Di prima mattina la tensione è già alta. Bisogna sgomberare le brandine per far posto ai tavoli e servire la colazione. Tutti fuori, in coda, al freddo. Piove. Un gruppo di migranti prende d’assalto gli scatoloni con i kit di prima accoglienza e le coperte, i volontari cercano di respingere la selva di mani che premono. Intervengono i vigili, volano schiaffi e spintoni. Dopo un’estate caldissima in termini di arrivi, operatori e volontari sono allo stremo. Il cosiddetto hub di via Sammartini, da luogo destinato al primo ausilio e alla registrazione di migranti in transito, si è trasformato di fatto in un centro di accoglienza permanente per le decine di profughi che ogni giorno approdano in città, senza però averne le caratteristiche. Mancano letti, bagni, spazi comuni. Il risultato è una sorta di accampamento che rischia derive anarchiche. Persone sdraiate ovunque, bambini che giocano per strada, panni stesi sugli alberi acerbi lungo i giardinetti che conducono al Naviglio della Martesana.

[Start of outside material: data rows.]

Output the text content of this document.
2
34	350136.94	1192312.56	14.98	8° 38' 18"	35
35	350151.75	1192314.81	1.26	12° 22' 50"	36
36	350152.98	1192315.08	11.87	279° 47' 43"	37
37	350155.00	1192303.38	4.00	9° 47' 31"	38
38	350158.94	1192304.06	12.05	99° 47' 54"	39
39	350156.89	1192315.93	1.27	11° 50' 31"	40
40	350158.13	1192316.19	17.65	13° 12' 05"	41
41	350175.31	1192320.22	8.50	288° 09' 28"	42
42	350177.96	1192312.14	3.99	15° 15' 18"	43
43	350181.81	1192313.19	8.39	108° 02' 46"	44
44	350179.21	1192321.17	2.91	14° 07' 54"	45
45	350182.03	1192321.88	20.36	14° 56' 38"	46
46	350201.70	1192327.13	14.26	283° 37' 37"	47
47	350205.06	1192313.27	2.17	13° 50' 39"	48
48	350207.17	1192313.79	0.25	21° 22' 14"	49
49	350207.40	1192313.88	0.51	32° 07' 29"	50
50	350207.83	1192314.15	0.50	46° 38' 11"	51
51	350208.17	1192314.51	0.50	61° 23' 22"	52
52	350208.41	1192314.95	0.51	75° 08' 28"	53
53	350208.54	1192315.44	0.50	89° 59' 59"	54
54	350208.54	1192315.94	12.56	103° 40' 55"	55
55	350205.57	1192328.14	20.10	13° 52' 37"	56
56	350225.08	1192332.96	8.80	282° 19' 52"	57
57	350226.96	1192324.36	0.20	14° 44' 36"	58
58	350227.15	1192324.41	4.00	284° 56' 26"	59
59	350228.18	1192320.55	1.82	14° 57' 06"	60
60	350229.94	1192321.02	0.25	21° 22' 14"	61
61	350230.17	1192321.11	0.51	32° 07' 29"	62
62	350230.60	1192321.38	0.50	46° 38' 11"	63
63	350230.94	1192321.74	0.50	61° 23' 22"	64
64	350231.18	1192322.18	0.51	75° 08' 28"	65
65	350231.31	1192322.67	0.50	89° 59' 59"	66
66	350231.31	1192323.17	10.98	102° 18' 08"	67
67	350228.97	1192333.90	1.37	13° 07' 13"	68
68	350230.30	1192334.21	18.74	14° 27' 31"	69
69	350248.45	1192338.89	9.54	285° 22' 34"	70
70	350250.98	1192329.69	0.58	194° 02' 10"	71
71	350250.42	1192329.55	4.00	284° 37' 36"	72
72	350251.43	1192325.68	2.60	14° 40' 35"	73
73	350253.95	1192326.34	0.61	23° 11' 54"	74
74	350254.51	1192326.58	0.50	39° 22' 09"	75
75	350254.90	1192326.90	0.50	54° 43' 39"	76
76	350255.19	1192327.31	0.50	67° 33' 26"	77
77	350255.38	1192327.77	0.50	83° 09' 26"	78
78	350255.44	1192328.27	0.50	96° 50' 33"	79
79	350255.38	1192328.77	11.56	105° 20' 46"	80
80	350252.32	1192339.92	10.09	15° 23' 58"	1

Di giorno molti rifugiati si sparpagliano per la città. I bambini giocano all’aperto intrattenuti dai volontari di Save the Children, i più grandi tirano qualche calcio al pallone. Ma con il brutto tempo, come oggi, tutto si complica. E il nervosismo rischia di prendere il sopravvento, nonostante un’organizzazione collaudata e gli sforzi immani dei volontari che coprono turni faticosissimi.

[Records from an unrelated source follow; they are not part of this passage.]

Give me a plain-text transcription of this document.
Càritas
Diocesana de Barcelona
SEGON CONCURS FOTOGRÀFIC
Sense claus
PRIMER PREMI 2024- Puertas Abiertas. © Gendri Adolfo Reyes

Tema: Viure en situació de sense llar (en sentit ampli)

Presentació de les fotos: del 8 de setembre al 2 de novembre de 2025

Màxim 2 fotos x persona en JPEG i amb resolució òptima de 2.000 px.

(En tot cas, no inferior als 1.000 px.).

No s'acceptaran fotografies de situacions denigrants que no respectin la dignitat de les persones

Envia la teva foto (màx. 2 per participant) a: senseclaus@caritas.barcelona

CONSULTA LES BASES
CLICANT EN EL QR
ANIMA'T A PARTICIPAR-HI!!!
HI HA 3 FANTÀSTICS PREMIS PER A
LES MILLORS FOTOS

“Non possiamo reggere a questi ritmi”, commenta il presidente di Fondazione Progetto Arca Alberto Sinigallia. “Ormai è questione di giorni”. Anche perché la struttura, gestita da Fondazione Progetto Arca e Avsi, è in convenzione con il Comune di Milano soltanto per 75 posti letto, quelli fissi, riservati alle emergenze. Il resto è a carico delle due associazioni. Tradotto in cifre, si parla di 3-4000 euro al giorno che si polverizzano solo tra pranzi e cene. “Fanno circa 100mila euro al mese, tutti provenienti da donazioni”, dice Sinigallia. Una spesa insostenibile nel lungo periodo.
“A breve dovremo finanziare il piano freddo e offrire un ricovero ai senza tetto, la mission per cui siamo nati”, aggiunge il presidente di Arca. “E i posti dei centri di accoglienza sono tutti occupati da rifugiati e richiedenti asilo”.

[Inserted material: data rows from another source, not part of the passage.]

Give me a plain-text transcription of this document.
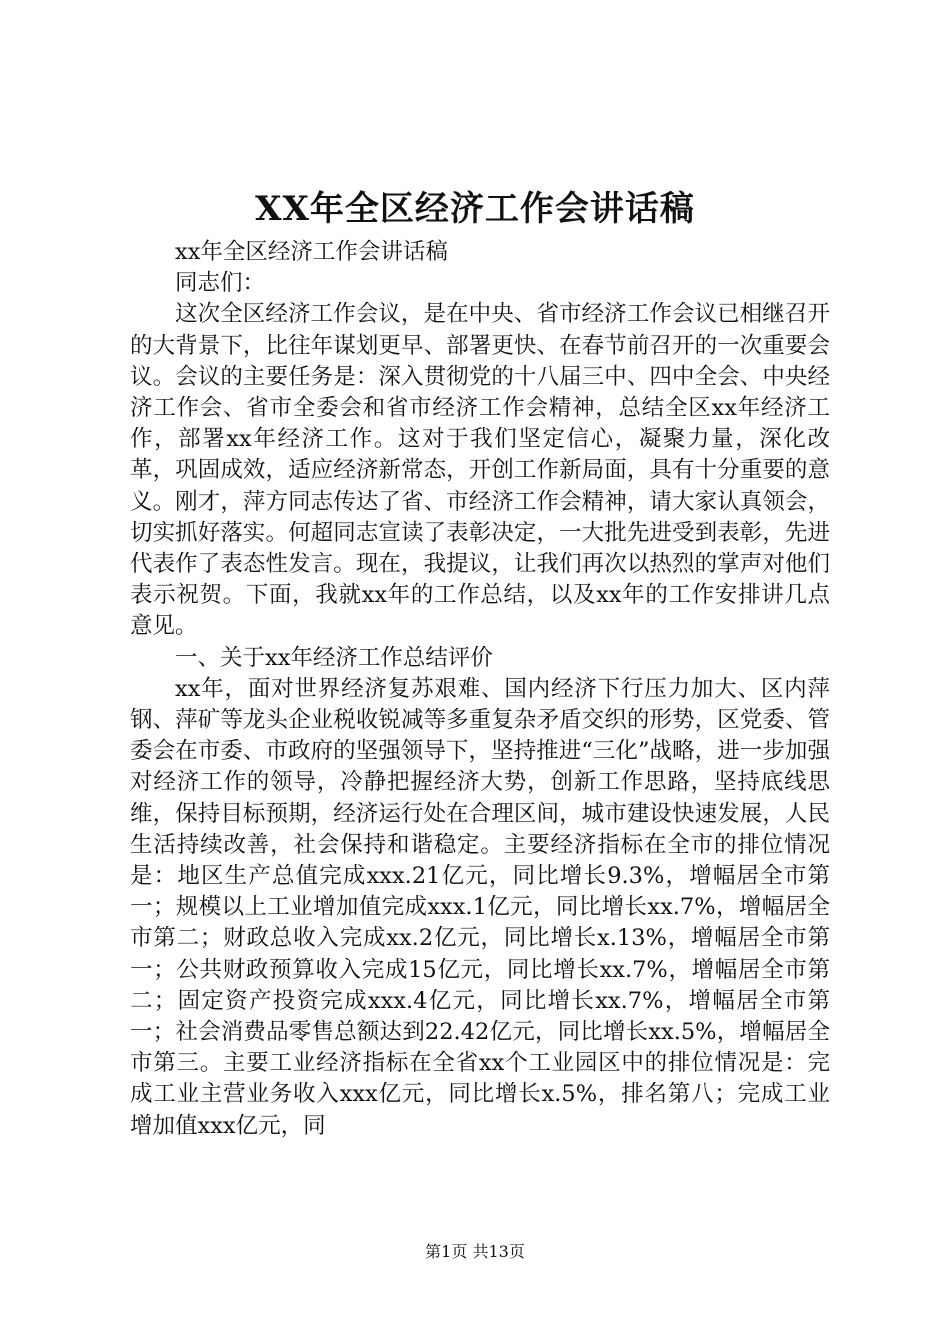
XX年全区经济工作会讲话稿

xx年全区经济工作会讲话稿

同志们：

这次全区经济工作会议，是在中央、省市经济工作会议已相继召开的大背景下，比往年谋划更早、部署更快、在春节前召开的一次重要会议。会议的主要任务是：深入贯彻党的十八届三中、四中全会、中央经济工作会、省市全委会和省市经济工作会精神，总结全区xx年经济工作，部署xx年经济工作。这对于我们坚定信心，凝聚力量，深化改革，巩固成效，适应经济新常态，开创工作新局面，具有十分重要的意义。刚才，萍方同志传达了省、市经济工作会精神，请大家认真领会，切实抓好落实。何超同志宣读了表彰决定，一大批先进受到表彰，先进代表作了表态性发言。现在，我提议，让我们再次以热烈的掌声对他们表示祝贺。下面，我就xx年的工作总结，以及xx年的工作安排讲几点意见。

一、关于xx年经济工作总结评价

xx年，面对世界经济复苏艰难、国内经济下行压力加大、区内萍钢、萍矿等龙头企业税收锐减等多重复杂矛盾交织的形势，区党委、管委会在市委、市政府的坚强领导下，坚持推进“三化”战略，进一步加强对经济工作的领导，冷静把握经济大势，创新工作思路，坚持底线思维，保持目标预期，经济运行处在合理区间，城市建设快速发展，人民生活持续改善，社会保持和谐稳定。主要经济指标在全市的排位情况是：地区生产总值完成xxx.21亿元，同比增长9.3%，增幅居全市第一；规模以上工业增加值完成xxx.1亿元，同比增长xx.7%，增幅居全市第二；财政总收入完成xx.2亿元，同比增长x.13%，增幅居全市第一；公共财政预算收入完成15亿元，同比增长xx.7%，增幅居全市第二；固定资产投资完成xxx.4亿元，同比增长xx.7%，增幅居全市第一；社会消费品零售总额达到22.42亿元，同比增长xx.5%，增幅居全市第三。主要工业经济指标在全省xx个工业园区中的排位情况是：完成工业主营业务收入xxx亿元，同比增长x.5%，排名第八；完成工业增加值xxx亿元，同

第1页 共13页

Lo scorso anno i migranti sostavano a Milano in media quattro giorni. Poi riprendevano il viaggio verso il Nord Europa. Alla fine dell’autunno i posti lasciati liberi andavano ai senza tetto. Ma le frontiere chiuse hanno trasformato il transito in una sosta forzata. Ormai si varcano i confini con il contagocce e in modo sempre più avventuroso. Ahfad è arrivato dalla Grecia nascosto sotto a un camion. E’ afgano, una gamba gli è saltata via su una mina. Dopo una settimana all’hub di via Sammartini è riuscito a raggiungere la Svezia. Ma sono pochissimi quelli che ce la fanno. Chi è stato fotosegnalato in Italia o costretto a lasciare le impronte digitali viene rispedito indietro. Così vuole l’accordo di Dublino.
“Quest’anno a Milano si prevedono un migliaio di senza dimora in più”, conclude il presidente di Arca Alberto Sinigallia. “Molti saranno migranti. Perché una volta ottenuto il permesso di soggiorno vengono espulsi dai Cas (centri di accoglienza straordinaria, ndr) e finiscono per strada”. L’auspicio è che l’apertura delle caserme Montello e Mancini (la prima prevista per l’1 novembre, la seconda già operativa da sabato scorso), che dovrebbero accogliere circa 500 profughi, contribuiscano ad alleggerire i centri di accoglienza e a liberare posti per i senza tetto. Intanto sabato prossimo i milanesi sono invitati alla Notte dei senza dimora, un’iniziativa cui aderiscono numerose onlus e associazioni di volontariato per sensibilizzare i cittadini sulla questione dei senza tetto e dell’emarginazione sociale. Festa in piazza Santo Stefano con concerti, dibattiti e cena gratuita.